Sobre todo, me fijé en el imperceptible temblor del vaso de plástico en su
mano.
-Será
cuestión de varios días. ¿No das clases particulares?
No
sé si por accidente su muslo tocó el mío, lo cierto fue que no lo separó. Me
excusé con que estaba escaso de tiempo porque mi editor me urgía a entregarle
una novela, cuando lo cierto era que yo lo apremiaba a él a leerla tras
habérsela remitido una semana atrás.
-No
me digas que escribes. ¿Y de qué va?
Le
expliqué que se trataba del monólogo interior de un escritor que leyendo a
Proust cada tarde aguardaba la aparición de su amada en el bar de cierto hotel,
y va entreverando sus reflexiones sobre el amor con las del Marcel, el alter
ego del autor en su monumental obra. Al infortunado le daba tiempo de concluir
todos los volúmenes antes de que ella acudiera. Con una risa de campanillas de
cristal celebró mi ocurrencia y el tropezón con las raíces de un plátano del
director, distraído por sus encuadres imaginarios.
-Me
encantaría adaptar al cine tu novela. Envíamela, puede que recibas una oferta
de mi productora.
Aunque
nunca me había atrevido ni a soñar con tal posibilidad, le devané mi teoría
acerca de que lo genuinamente literario no se puede traducir a imágenes. El
tejido verbal de una buena novela, la poesía subyacente en sus frases, su
sintaxis, no se podrían trasvasar a los planos de ningún film. El Ulysses de
Joyce, por ejemplo, era inadaptable. Como mucho, acaso un plano secuencia de
Visconti podría reproducir el dilatado período de alguna frase proustiana.
Mientras le endilgaba aquella pedante perorata me sentí más que nunca Julián
Sorel recitando de memoria algún pasaje de
las Sagradas Escrituras en griego.

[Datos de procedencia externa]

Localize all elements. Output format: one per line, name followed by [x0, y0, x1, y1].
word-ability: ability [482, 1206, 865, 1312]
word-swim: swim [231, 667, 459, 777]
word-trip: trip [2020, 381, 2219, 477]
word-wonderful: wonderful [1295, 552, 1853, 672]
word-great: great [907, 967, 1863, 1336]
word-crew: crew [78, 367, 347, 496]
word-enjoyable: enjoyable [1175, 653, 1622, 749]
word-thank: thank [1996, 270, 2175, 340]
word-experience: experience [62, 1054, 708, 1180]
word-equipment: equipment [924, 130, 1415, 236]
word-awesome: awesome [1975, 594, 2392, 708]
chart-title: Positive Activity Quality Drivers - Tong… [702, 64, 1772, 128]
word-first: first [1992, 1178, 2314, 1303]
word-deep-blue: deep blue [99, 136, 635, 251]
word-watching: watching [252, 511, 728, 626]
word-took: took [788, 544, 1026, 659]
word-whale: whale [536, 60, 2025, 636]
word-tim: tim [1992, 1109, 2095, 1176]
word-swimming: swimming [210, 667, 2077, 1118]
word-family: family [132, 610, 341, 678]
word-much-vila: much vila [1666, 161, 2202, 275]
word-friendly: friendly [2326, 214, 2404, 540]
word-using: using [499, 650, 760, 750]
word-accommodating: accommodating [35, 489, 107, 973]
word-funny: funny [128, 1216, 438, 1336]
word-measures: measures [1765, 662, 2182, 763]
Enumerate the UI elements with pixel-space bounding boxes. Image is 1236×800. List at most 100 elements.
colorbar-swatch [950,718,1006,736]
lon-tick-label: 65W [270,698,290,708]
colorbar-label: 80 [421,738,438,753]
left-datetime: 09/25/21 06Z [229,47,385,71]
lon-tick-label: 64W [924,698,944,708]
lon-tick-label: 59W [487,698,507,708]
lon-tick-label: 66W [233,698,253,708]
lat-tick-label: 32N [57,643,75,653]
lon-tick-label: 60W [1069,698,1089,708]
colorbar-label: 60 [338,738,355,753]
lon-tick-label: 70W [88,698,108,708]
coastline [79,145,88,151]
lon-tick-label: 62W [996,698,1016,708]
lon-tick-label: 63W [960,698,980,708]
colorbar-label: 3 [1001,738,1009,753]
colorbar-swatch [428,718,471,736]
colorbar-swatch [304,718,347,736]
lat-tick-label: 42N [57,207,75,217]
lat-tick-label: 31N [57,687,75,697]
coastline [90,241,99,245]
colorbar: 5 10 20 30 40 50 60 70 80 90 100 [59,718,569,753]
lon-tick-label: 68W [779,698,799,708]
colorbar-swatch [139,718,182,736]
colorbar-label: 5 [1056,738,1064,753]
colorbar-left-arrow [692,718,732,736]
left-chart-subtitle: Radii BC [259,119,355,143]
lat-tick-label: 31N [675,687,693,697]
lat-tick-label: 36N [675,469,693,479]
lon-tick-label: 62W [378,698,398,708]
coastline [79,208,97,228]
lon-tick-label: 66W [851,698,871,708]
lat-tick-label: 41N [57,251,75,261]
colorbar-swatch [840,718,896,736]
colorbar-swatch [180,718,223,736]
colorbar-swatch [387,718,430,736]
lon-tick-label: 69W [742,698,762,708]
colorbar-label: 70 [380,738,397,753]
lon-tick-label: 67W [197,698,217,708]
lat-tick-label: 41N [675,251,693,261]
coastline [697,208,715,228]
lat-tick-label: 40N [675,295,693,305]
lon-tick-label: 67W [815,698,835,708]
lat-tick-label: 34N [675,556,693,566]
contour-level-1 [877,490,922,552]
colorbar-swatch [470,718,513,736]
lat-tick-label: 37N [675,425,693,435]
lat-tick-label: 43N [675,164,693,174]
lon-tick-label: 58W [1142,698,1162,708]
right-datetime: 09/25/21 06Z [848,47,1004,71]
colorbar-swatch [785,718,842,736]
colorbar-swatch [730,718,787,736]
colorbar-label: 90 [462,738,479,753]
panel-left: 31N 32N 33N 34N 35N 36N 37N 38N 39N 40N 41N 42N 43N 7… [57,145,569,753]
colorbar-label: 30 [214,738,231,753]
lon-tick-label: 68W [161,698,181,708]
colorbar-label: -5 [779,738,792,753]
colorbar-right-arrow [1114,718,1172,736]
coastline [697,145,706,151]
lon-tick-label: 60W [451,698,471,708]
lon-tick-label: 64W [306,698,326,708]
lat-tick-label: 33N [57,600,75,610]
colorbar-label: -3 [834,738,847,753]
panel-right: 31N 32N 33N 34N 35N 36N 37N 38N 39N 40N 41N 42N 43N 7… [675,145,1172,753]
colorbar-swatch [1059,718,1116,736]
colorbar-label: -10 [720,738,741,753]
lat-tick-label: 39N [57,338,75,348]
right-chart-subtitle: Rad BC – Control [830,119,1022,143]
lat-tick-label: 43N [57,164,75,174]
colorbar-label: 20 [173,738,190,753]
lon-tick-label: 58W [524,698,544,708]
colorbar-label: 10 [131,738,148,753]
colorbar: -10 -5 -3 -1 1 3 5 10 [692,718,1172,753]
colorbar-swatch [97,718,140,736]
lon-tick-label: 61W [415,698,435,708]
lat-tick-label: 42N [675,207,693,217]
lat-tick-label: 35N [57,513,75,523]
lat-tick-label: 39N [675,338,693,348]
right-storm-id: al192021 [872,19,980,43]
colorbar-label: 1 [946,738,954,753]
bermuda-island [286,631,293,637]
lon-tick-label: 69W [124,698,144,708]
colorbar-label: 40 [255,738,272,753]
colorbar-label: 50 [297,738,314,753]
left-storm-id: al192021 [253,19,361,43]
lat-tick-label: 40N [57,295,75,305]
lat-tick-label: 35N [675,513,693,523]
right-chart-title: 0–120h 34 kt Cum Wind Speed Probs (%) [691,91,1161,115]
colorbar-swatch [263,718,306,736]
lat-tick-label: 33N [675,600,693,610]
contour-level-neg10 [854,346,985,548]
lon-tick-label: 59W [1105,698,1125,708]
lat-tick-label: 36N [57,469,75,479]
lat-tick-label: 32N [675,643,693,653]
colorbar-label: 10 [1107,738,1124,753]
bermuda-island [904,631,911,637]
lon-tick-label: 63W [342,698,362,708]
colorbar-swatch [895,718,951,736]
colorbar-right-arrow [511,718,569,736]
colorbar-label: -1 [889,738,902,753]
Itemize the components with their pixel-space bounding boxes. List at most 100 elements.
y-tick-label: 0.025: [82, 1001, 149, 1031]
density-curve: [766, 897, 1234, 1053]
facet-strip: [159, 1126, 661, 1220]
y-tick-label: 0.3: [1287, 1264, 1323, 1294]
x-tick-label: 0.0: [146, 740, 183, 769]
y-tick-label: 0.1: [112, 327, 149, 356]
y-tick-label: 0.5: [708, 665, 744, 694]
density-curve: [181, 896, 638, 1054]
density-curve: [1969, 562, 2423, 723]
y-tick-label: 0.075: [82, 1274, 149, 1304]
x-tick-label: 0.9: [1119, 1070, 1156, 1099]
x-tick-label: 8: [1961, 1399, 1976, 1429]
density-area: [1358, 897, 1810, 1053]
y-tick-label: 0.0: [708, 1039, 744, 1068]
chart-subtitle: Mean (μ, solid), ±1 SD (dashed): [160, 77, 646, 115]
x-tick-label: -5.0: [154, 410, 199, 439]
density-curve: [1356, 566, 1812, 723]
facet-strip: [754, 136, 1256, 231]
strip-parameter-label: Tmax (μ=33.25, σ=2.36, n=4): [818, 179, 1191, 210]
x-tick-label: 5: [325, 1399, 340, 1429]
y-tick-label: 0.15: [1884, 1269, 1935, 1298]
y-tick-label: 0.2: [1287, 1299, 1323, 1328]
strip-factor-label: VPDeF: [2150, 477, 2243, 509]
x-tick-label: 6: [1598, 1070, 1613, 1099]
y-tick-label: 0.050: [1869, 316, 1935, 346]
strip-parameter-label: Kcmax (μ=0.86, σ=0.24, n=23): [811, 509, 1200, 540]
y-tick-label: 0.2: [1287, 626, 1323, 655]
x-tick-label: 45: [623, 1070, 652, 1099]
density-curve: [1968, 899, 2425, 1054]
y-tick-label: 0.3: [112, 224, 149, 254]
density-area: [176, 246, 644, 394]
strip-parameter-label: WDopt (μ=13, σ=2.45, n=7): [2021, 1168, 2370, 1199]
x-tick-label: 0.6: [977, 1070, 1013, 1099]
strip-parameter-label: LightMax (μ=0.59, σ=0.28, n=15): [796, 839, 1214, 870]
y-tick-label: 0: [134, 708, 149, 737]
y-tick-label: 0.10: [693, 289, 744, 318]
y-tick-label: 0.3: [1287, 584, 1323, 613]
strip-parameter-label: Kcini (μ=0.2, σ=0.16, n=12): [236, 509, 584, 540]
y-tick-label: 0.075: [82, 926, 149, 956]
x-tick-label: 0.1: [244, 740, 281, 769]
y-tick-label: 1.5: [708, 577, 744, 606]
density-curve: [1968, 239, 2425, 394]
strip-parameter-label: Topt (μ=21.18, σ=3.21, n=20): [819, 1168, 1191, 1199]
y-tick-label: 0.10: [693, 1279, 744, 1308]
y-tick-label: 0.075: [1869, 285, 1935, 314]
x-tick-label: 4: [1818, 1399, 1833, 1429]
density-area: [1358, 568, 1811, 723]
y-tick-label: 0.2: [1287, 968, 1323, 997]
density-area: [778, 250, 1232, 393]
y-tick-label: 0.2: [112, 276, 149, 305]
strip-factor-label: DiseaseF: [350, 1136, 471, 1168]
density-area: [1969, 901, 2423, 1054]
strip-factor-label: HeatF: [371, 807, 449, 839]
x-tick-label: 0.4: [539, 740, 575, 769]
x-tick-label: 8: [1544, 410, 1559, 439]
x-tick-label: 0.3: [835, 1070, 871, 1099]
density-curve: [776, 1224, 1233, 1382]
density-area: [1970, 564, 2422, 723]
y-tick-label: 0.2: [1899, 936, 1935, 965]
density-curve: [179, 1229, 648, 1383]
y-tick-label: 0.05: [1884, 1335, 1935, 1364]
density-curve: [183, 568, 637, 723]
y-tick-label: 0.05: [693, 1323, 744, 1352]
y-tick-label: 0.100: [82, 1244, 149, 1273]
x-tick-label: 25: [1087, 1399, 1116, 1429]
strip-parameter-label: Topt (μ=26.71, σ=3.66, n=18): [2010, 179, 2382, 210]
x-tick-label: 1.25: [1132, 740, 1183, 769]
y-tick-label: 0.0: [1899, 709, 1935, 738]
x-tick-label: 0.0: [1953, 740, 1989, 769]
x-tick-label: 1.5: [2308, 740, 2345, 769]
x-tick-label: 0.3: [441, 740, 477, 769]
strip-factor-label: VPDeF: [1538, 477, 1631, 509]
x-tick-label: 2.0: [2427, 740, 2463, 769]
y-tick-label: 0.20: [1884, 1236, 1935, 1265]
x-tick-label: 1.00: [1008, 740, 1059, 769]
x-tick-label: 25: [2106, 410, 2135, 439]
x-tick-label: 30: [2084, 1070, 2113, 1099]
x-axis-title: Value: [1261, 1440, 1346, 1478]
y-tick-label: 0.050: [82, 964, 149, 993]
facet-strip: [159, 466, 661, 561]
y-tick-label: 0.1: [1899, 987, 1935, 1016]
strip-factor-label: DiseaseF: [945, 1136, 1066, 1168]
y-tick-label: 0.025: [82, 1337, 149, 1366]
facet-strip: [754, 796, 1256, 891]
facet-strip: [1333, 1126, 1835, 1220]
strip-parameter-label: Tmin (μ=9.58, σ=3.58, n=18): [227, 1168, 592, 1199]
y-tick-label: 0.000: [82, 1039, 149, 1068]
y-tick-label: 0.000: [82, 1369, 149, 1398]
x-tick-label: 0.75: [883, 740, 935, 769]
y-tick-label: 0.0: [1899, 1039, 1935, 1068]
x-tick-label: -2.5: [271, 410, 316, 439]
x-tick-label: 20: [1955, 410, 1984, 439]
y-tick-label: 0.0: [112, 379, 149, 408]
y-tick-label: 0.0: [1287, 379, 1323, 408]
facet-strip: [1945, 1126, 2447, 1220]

El contacto de sus sedas y tafetanes
me transmitía el calor febril que a partir de la pierna me circulaba por todo
el cuerpo, por momentos sufría accesos de vértigo e intentaba que la palabra de
mi discurso salvara aquel abismo por el puente de la lógica. La conciencia de
todo lo que me jugaba me permitió mantener el control y sostener la coherencia
de cuanto decía.
-Puede
ser –me dio la razón-. Y sin embargo Rojo y Negro sí es adaptable… ¿Y al final
de tu novela ella llega al hotel? Te lo digo por si tengo que reservarme un
papel.
Para
reforzar mi artificio le respondí que aún no lo sabía; la novela no estaba
concluida.
-No
sé si queda tiempo para otro café –miró la máquina expendedora de aquella
pócima ponzoñosa-. Está riquísimo, debe ser de Colombia o Brasil.